6 – Everyone has a right to their own opinion, even if it doesn’t fall in line with mainstream thought. I am not suggesting all counters to pro-Ukrainian sentiment are “doing Putin’s bidding” or the like. Some things I espouse (such as my view on Syria) aren’t mainstream as well. But I would suggest to anyone absconding from a viewpoint because they view it as group-think to ask themselves whether they are falling into group-think themselves. Look at the facts, access what you can prove, and form a viewpoint. Don’t adopt a mainstream view just for the sake of doing what’s popular. But at the same time, don’t adopt a non-mainstream view just because it isn’t popular. Group-think doesn’t just exist on CNN, and there will always be overlap on issues, especially when dealing with foreign policy.

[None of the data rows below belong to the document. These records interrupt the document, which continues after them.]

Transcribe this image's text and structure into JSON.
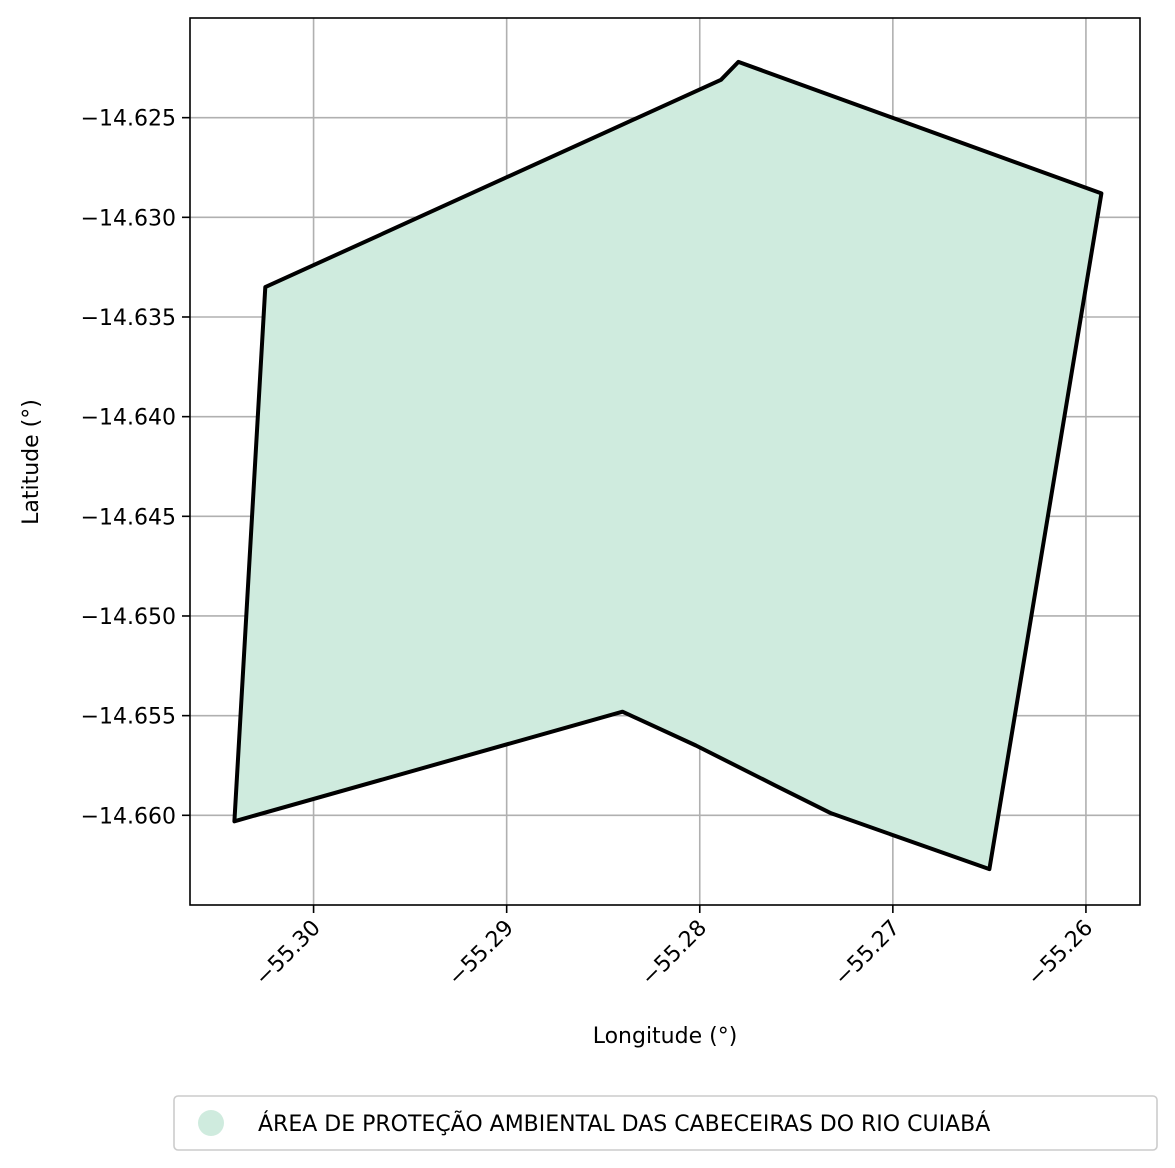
{
  "chart_data": {
    "type": "map",
    "xlabel": "Longitude (°)",
    "ylabel": "Latitude (°)",
    "xlim": [
      -55.3064,
      -55.2572
    ],
    "ylim": [
      -14.6645,
      -14.62
    ],
    "xticks": [
      -55.3,
      -55.29,
      -55.28,
      -55.27,
      -55.26
    ],
    "xtick_labels": [
      "−55.30",
      "−55.29",
      "−55.28",
      "−55.27",
      "−55.26"
    ],
    "yticks": [
      -14.625,
      -14.63,
      -14.635,
      -14.64,
      -14.645,
      -14.65,
      -14.655,
      -14.66
    ],
    "ytick_labels": [
      "−14.625",
      "−14.630",
      "−14.635",
      "−14.640",
      "−14.645",
      "−14.650",
      "−14.655",
      "−14.660"
    ],
    "grid": true,
    "legend_position": "bottom-center",
    "series": [
      {
        "name": "ÁREA DE PROTEÇÃO AMBIENTAL DAS CABECEIRAS DO RIO CUIABÁ",
        "fill_color": "#cfebde",
        "edge_color": "#000000",
        "polygon": [
          [
            -55.3041,
            -14.6603
          ],
          [
            -55.3025,
            -14.6335
          ],
          [
            -55.2789,
            -14.6231
          ],
          [
            -55.278,
            -14.6222
          ],
          [
            -55.2592,
            -14.6288
          ],
          [
            -55.265,
            -14.6627
          ],
          [
            -55.2732,
            -14.6599
          ],
          [
            -55.2761,
            -14.6585
          ],
          [
            -55.2802,
            -14.6565
          ],
          [
            -55.284,
            -14.6548
          ],
          [
            -55.3041,
            -14.6603
          ]
        ]
      }
    ]
  }
}
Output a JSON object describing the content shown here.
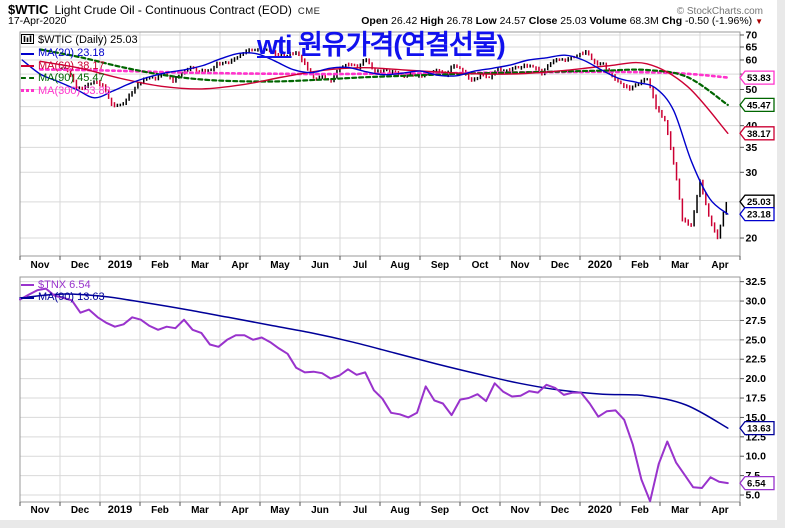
{
  "header": {
    "symbol": "$WTIC",
    "name": "Light Crude Oil - Continuous Contract (EOD)",
    "exchange": "CME",
    "date": "17-Apr-2020",
    "copyright": "© StockCharts.com",
    "quote": [
      {
        "label": "Open",
        "value": "26.42"
      },
      {
        "label": "High",
        "value": "26.78"
      },
      {
        "label": "Low",
        "value": "24.57"
      },
      {
        "label": "Close",
        "value": "25.03"
      },
      {
        "label": "Volume",
        "value": "68.3M"
      },
      {
        "label": "Chg",
        "value": "-0.50 (-1.96%)",
        "direction": "down"
      }
    ]
  },
  "annotation": {
    "text": "wti 원유가격(연결선물)",
    "color": "#1111ee"
  },
  "colors": {
    "grid": "#d9d9d9",
    "border": "#999999",
    "candle_up": "#000000",
    "candle_down": "#cc0033",
    "page_margin": "#e9e9e9"
  },
  "chart_data": [
    {
      "type": "candlestick",
      "title": "$WTIC (Daily) 25.03",
      "scale": "log",
      "ylim": [
        17.9,
        71.3
      ],
      "yticks": [
        20,
        25,
        30,
        35,
        40,
        45,
        50,
        55,
        60,
        65,
        70
      ],
      "ytick_decimals": 0,
      "x_labels": [
        "Nov",
        "Dec",
        "2019",
        "Feb",
        "Mar",
        "Apr",
        "May",
        "Jun",
        "Jul",
        "Aug",
        "Sep",
        "Oct",
        "Nov",
        "Dec",
        "2020",
        "Feb",
        "Mar",
        "Apr"
      ],
      "legend": [
        {
          "label": "$WTIC (Daily) 25.03",
          "color": "#000000",
          "swatch": "icon"
        },
        {
          "label": "MA(20) 23.18",
          "color": "#0000cc",
          "swatch": "line"
        },
        {
          "label": "MA(60) 38.17",
          "color": "#cc0033",
          "swatch": "line"
        },
        {
          "label": "MA(90) 45.47",
          "color": "#006600",
          "swatch": "dash"
        },
        {
          "label": "MA(300) 53.83",
          "color": "#ff33cc",
          "swatch": "dots"
        }
      ],
      "series": [
        {
          "name": "wtic-price-weekly-close",
          "kind": "candles",
          "color_up": "#000000",
          "color_down": "#cc0033",
          "xfrac": [
            0.056,
            0.983
          ],
          "values": [
            57,
            56.5,
            50.4,
            50.9,
            52.6,
            51.2,
            45.6,
            45.3,
            48,
            51.6,
            53.8,
            53.7,
            55.3,
            52.7,
            55.6,
            57.3,
            55.8,
            56.1,
            58.5,
            59,
            60.1,
            63.1,
            63.9,
            64,
            63.3,
            61.9,
            61.7,
            62.8,
            58.6,
            53.5,
            54,
            52.5,
            57.4,
            58.5,
            57.5,
            60.2,
            55.6,
            56.2,
            55.7,
            54.5,
            54.9,
            54.2,
            55.1,
            56.5,
            54.9,
            58.1,
            55.9,
            52.8,
            54.7,
            53.8,
            56.7,
            56.2,
            57.2,
            57.7,
            57.8,
            55.2,
            59.2,
            60.1,
            60.4,
            61.7,
            63.1,
            59,
            58.5,
            54.2,
            51.6,
            50.3,
            52.1,
            53.4,
            44.8,
            41.3,
            31.7,
            22.4,
            21.5,
            28.3,
            22.8,
            19.9,
            25.03
          ]
        },
        {
          "name": "ma300",
          "kind": "line",
          "color": "#ff33cc",
          "width": 2.6,
          "dash": "2.5,3.5",
          "smooth": true,
          "xfrac": [
            0.028,
            0.983
          ],
          "values": [
            56.6,
            56.4,
            56.1,
            55.7,
            55.4,
            55.2,
            55.1,
            55,
            55.1,
            55.2,
            55.3,
            55.45,
            55.6,
            55.7,
            55.75,
            55.6,
            55.1,
            53.83
          ]
        },
        {
          "name": "ma90",
          "kind": "line",
          "color": "#006600",
          "width": 2.2,
          "dash": "4,3",
          "smooth": true,
          "xfrac": [
            0.028,
            0.983
          ],
          "values": [
            64,
            61,
            57.5,
            54.8,
            53.2,
            52.6,
            52.6,
            53.2,
            53.9,
            54.4,
            54.9,
            55.3,
            55.6,
            55.9,
            56.2,
            56.4,
            54,
            45.47
          ]
        },
        {
          "name": "ma60",
          "kind": "line",
          "color": "#cc0033",
          "width": 1.4,
          "smooth": true,
          "xfrac": [
            0.028,
            0.983
          ],
          "values": [
            59.5,
            57,
            53.5,
            51,
            50.2,
            51.5,
            54,
            56.3,
            57.2,
            56.4,
            55.6,
            55,
            55.2,
            56.3,
            57.8,
            58.6,
            51,
            38.17
          ]
        },
        {
          "name": "ma20",
          "kind": "line",
          "color": "#0000cc",
          "width": 1.4,
          "smooth": true,
          "xfrac": [
            0.003,
            0.983
          ],
          "values": [
            60,
            55,
            52.5,
            50,
            47.5,
            49.5,
            52,
            54,
            55.5,
            56.5,
            58,
            60.5,
            62.5,
            62.3,
            59.5,
            56.5,
            55.5,
            57,
            57.3,
            55.8,
            54.8,
            55.3,
            56,
            54.6,
            54.4,
            56,
            57,
            58.2,
            60,
            60.8,
            61.8,
            60,
            56.5,
            53.5,
            52.2,
            50.5,
            44,
            32,
            25.5,
            23.18
          ]
        }
      ],
      "badges": [
        {
          "label": "53.83",
          "value": 53.83,
          "color": "#ff33cc",
          "bold": false
        },
        {
          "label": "45.47",
          "value": 45.47,
          "color": "#006600",
          "bold": false
        },
        {
          "label": "38.17",
          "value": 38.17,
          "color": "#cc0033",
          "bold": false
        },
        {
          "label": "25.03",
          "value": 25.03,
          "color": "#000000",
          "bold": true
        },
        {
          "label": "23.18",
          "value": 23.18,
          "color": "#0000cc",
          "bold": false
        }
      ]
    },
    {
      "type": "line",
      "title": "$TNX 6.54",
      "scale": "linear",
      "ylim": [
        4.1,
        33.1
      ],
      "yticks": [
        5,
        7.5,
        10,
        12.5,
        15,
        17.5,
        20,
        22.5,
        25,
        27.5,
        30,
        32.5
      ],
      "ytick_decimals": 1,
      "x_labels": [
        "Nov",
        "Dec",
        "2019",
        "Feb",
        "Mar",
        "Apr",
        "May",
        "Jun",
        "Jul",
        "Aug",
        "Sep",
        "Oct",
        "Nov",
        "Dec",
        "2020",
        "Feb",
        "Mar",
        "Apr"
      ],
      "legend": [
        {
          "label": "$TNX 6.54",
          "color": "#9933cc",
          "swatch": "line"
        },
        {
          "label": "MA(90) 13.63",
          "color": "#000099",
          "swatch": "line"
        }
      ],
      "series": [
        {
          "name": "tnx-ma90",
          "kind": "line",
          "color": "#000099",
          "width": 1.5,
          "smooth": true,
          "xfrac": [
            0.0,
            0.983
          ],
          "values": [
            30.4,
            30.9,
            30.6,
            29.8,
            28.9,
            27.9,
            26.9,
            25.9,
            24.7,
            23.3,
            21.9,
            20.6,
            19.4,
            18.5,
            18,
            17.8,
            16.6,
            13.63
          ]
        },
        {
          "name": "tnx-yield-weekly",
          "kind": "line",
          "color": "#9933cc",
          "width": 2,
          "smooth": false,
          "xfrac": [
            0.0,
            0.983
          ],
          "values": [
            30.2,
            30.8,
            31.4,
            31.6,
            30.7,
            30.4,
            30.1,
            28.5,
            28.9,
            27.9,
            27.2,
            26.7,
            27,
            27.9,
            27.6,
            26.8,
            26.3,
            26.7,
            26.5,
            27.6,
            26.3,
            25.9,
            24.4,
            24.1,
            25,
            25.6,
            25.6,
            25,
            25.3,
            24.7,
            23.9,
            23.2,
            21.4,
            20.8,
            20.9,
            20.7,
            20,
            20.4,
            21.2,
            20.5,
            20.8,
            18.5,
            17.4,
            15.6,
            15.4,
            15,
            15.6,
            19,
            17.2,
            16.8,
            15.3,
            17.3,
            17.5,
            18,
            17.1,
            19.4,
            18.3,
            17.7,
            17.8,
            18.4,
            18.2,
            19.2,
            18.8,
            17.9,
            18.2,
            18.2,
            16.8,
            15.1,
            15.8,
            15.9,
            14.7,
            11.5,
            7,
            4.2,
            9,
            11.9,
            9.2,
            7.6,
            6,
            5.9,
            7.3,
            6.7,
            6.54
          ]
        }
      ],
      "badges": [
        {
          "label": "13.63",
          "value": 13.63,
          "color": "#000099",
          "bold": false
        },
        {
          "label": "6.54",
          "value": 6.54,
          "color": "#9933cc",
          "bold": true
        }
      ]
    }
  ]
}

In the end, I’m not telling anyone exactly what to think, and I recognize there will be nuance. Rather, I’m suggesting that there are some figures on the right who are seeking to fill a niche of opinion instead of being honest with their audiences. Do I like songs that proclaim Zelensky the savior of the world? Heck no, I don’t, but that doesn’t change the facts on the ground in Ukraine. Russia’s invasion is wrong and the Ukrainian people obviously have the will to fight for their sovereignty. Those are the two most important aspects in forming an opinion of the situation. Much of the rest is just noise and comes across as deflecting.